Deuxième question : « Puisqu’on parle d’adopter des lois en urgence pour consacrer les décisions prises, c’est donc que le cadre légal est insuffisant ? Est-il exact que l’action de l’Etat n’était pas conforme au code des sociétés ? ».

 





Sans avoir vu le dossier, ni même avoir confronté les arguments des uns et des autres, impossible, bien sûr, de répondre raisonnablement à cette question. D’autant que, sur des problèmes aussi complexes, les juges se permettent souvent beaucoup de liberté dans l’appréciation de la loi ou de l’équité. J’ai ainsi pointé du doigt l’insécurité juridique croissante qui tient à la remise en cause par les juges des textes légaux ou réglementaires. Aujourd’hui, c’est le règne du « jurislateur » : le juge se pose en législateur. Il remplace l’appréciation du gouvernement ou du parlement par la sienne. C’est en quelque sorte un conflit de compétences des uns et des autres. Un vrai problème, qui ne retient malheureusement pas l’attention du politique. Sauf peut-être en des temps de crise comme ceux-ci.

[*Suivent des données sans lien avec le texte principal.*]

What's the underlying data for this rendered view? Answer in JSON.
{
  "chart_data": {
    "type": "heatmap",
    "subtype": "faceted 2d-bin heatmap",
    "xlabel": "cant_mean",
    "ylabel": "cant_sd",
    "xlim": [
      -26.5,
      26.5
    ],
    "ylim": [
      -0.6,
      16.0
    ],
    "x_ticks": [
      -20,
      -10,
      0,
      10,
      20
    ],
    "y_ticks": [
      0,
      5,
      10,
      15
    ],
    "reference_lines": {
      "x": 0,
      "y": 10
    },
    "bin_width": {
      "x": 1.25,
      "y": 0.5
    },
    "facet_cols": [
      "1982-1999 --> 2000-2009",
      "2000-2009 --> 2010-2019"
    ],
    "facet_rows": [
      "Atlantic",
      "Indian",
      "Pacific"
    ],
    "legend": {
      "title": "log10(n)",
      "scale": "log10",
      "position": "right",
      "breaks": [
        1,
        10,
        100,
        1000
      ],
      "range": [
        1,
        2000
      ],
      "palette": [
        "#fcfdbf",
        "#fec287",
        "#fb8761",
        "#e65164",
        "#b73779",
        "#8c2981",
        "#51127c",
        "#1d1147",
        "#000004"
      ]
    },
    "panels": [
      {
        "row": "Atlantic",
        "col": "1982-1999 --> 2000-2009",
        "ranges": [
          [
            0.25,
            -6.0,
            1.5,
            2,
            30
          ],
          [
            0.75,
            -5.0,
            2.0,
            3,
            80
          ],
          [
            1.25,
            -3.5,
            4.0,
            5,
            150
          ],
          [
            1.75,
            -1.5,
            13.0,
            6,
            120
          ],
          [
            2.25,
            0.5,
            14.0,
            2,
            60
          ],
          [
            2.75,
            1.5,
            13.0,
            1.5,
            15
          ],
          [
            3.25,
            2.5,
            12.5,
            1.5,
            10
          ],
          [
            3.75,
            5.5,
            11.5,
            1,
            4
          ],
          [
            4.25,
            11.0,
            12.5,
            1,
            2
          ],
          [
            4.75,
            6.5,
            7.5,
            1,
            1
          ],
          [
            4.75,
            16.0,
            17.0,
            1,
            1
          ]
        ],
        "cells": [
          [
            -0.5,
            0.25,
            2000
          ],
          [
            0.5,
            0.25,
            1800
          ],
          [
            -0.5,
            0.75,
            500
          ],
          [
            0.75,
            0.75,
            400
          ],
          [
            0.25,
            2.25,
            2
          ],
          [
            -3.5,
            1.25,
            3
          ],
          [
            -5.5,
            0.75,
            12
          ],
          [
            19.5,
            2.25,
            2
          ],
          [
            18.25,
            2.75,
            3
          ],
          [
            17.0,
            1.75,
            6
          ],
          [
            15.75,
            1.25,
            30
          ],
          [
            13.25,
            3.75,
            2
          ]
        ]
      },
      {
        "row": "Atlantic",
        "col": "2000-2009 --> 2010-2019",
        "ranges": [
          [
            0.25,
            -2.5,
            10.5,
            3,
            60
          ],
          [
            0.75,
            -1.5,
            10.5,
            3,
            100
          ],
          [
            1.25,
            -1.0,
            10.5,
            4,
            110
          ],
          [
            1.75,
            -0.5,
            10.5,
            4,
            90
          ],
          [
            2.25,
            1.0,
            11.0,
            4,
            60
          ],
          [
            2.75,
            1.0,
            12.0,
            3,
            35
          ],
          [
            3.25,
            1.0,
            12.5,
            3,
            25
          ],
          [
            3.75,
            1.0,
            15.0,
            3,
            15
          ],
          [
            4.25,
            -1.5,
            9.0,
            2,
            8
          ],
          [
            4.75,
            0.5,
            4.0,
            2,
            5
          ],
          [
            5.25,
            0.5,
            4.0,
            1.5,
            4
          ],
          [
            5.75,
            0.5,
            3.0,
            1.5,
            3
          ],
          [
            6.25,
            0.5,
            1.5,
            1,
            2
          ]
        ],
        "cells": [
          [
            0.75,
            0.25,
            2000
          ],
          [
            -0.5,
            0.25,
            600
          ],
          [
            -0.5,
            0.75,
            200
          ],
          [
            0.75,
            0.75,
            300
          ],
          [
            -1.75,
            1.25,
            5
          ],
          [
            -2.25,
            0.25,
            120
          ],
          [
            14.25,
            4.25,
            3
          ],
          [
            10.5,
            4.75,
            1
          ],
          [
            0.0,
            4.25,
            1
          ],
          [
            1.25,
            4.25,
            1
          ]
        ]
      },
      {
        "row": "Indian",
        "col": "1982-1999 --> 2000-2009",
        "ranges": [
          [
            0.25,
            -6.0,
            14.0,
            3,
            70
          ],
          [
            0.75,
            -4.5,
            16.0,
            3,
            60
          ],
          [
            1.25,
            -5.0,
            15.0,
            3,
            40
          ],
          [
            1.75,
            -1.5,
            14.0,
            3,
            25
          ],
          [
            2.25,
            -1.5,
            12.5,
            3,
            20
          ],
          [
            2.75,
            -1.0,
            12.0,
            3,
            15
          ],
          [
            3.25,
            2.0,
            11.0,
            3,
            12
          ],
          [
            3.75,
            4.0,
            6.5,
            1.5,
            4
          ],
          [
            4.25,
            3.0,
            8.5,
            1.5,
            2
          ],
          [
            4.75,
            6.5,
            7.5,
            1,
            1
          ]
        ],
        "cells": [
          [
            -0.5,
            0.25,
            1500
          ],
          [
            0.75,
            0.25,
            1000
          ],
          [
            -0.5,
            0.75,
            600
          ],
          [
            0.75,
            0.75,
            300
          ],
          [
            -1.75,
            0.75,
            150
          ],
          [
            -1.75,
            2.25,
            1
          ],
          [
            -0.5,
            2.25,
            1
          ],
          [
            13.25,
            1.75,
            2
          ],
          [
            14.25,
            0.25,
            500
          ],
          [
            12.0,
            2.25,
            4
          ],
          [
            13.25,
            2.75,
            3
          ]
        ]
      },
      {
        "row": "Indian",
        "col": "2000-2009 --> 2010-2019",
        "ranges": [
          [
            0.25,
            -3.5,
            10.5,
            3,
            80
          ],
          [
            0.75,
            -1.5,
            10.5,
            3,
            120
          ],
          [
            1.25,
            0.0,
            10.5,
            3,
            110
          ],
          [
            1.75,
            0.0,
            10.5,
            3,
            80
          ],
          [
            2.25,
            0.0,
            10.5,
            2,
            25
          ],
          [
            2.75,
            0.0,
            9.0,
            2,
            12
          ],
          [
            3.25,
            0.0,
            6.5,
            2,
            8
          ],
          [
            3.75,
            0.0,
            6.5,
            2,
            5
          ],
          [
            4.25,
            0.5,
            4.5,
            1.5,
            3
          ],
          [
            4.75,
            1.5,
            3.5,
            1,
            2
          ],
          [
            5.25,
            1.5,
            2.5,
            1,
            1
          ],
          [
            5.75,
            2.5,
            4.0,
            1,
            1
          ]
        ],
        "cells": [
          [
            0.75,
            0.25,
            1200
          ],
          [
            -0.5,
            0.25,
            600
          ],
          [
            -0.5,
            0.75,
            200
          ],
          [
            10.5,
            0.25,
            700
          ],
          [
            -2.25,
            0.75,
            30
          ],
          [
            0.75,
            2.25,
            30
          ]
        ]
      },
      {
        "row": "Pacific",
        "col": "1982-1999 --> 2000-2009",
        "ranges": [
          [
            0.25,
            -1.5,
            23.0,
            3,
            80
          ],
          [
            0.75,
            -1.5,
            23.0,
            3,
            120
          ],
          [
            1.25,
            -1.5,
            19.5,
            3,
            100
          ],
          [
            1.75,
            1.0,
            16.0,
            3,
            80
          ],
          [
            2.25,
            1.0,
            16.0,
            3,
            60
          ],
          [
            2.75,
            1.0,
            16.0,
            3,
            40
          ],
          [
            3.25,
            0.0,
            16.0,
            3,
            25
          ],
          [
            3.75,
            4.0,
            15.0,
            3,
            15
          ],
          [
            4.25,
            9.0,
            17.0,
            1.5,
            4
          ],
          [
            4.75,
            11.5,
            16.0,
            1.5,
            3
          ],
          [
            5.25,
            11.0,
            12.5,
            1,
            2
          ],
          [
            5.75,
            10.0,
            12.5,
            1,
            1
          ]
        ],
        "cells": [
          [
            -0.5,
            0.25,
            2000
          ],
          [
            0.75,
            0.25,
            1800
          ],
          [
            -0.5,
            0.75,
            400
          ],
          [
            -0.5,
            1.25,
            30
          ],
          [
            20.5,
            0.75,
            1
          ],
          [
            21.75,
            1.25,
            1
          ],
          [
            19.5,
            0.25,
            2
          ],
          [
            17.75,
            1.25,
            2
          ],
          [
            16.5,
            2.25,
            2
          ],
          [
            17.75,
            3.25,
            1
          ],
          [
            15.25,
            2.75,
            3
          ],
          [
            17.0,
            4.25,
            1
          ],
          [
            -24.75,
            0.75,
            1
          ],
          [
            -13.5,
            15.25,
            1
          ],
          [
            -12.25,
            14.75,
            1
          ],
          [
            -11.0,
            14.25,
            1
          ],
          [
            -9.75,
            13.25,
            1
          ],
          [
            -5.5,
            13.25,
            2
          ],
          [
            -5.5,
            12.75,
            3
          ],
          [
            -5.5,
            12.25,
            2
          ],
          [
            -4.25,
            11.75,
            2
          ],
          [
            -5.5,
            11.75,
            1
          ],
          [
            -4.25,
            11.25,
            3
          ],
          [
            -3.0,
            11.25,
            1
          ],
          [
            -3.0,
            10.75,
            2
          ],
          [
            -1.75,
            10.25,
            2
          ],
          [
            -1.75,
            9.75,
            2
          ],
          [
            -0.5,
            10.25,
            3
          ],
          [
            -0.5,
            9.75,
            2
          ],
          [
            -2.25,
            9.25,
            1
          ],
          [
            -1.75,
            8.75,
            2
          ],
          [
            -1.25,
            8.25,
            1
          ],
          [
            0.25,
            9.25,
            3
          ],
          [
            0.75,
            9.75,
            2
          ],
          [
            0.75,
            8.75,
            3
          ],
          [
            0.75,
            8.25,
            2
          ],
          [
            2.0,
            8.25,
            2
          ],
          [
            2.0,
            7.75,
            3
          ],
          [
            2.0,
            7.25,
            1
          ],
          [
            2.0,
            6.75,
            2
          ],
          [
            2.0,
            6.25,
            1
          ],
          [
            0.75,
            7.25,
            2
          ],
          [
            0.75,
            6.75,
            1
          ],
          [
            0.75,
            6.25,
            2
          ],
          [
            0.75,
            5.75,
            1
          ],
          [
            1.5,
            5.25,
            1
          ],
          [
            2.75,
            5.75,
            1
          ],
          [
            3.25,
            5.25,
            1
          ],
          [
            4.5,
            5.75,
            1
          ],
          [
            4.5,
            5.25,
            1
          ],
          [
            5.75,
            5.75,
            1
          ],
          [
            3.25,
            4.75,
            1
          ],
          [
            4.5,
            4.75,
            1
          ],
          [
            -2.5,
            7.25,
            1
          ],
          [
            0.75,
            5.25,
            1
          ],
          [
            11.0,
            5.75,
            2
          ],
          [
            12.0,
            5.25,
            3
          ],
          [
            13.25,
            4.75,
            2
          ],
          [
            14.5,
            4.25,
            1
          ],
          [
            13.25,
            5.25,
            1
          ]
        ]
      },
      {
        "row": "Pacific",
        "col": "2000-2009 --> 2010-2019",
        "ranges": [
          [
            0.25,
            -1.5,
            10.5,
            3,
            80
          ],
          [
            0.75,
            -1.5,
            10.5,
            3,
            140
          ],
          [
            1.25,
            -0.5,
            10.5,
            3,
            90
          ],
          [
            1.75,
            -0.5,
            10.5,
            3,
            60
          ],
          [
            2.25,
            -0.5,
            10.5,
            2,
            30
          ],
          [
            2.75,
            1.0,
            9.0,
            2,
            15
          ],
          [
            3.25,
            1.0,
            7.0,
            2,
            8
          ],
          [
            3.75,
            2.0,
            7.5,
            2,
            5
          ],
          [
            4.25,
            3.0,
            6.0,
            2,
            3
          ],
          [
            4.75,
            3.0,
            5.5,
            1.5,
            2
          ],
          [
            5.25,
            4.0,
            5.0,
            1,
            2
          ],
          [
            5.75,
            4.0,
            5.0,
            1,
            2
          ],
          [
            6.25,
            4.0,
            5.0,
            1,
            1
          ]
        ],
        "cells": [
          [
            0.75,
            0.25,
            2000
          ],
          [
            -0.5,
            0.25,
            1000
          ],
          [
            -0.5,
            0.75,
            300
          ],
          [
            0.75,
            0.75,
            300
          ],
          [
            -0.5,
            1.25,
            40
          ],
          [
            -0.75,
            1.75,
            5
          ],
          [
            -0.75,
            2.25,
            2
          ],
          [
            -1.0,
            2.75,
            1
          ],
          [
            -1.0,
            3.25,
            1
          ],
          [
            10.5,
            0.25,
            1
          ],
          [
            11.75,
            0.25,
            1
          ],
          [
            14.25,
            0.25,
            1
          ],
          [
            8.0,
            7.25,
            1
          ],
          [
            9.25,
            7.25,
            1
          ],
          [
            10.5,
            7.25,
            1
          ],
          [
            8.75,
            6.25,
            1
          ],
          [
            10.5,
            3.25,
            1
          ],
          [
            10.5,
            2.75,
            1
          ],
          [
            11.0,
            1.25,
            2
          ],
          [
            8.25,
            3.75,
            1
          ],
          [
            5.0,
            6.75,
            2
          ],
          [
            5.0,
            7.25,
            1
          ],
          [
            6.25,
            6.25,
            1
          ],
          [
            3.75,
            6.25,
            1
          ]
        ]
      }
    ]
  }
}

« On plaidera donc ! », a conclu mon interlocuteur. Sans doute, et il faut espérer qu’on ne s’engage pas dans des actions, voire dans des jugements, par préjugé, sans la sagesse nécessaire dans des dossiers de ce type. Mais il faut espérer, ai-je fait valoir, que dans tout ce tumulte l’effondrement de l’ultra-libéralisme ne nous ramène pas aux dérives de l’ultra-socialisme, et que les avocats ne soient pas muselés. C’est l’honneur du Barreau que de défendre toutes les thèses qui méritent de l’être, pour autant que cela se fasse avec probité et dans le respect de la déontologie.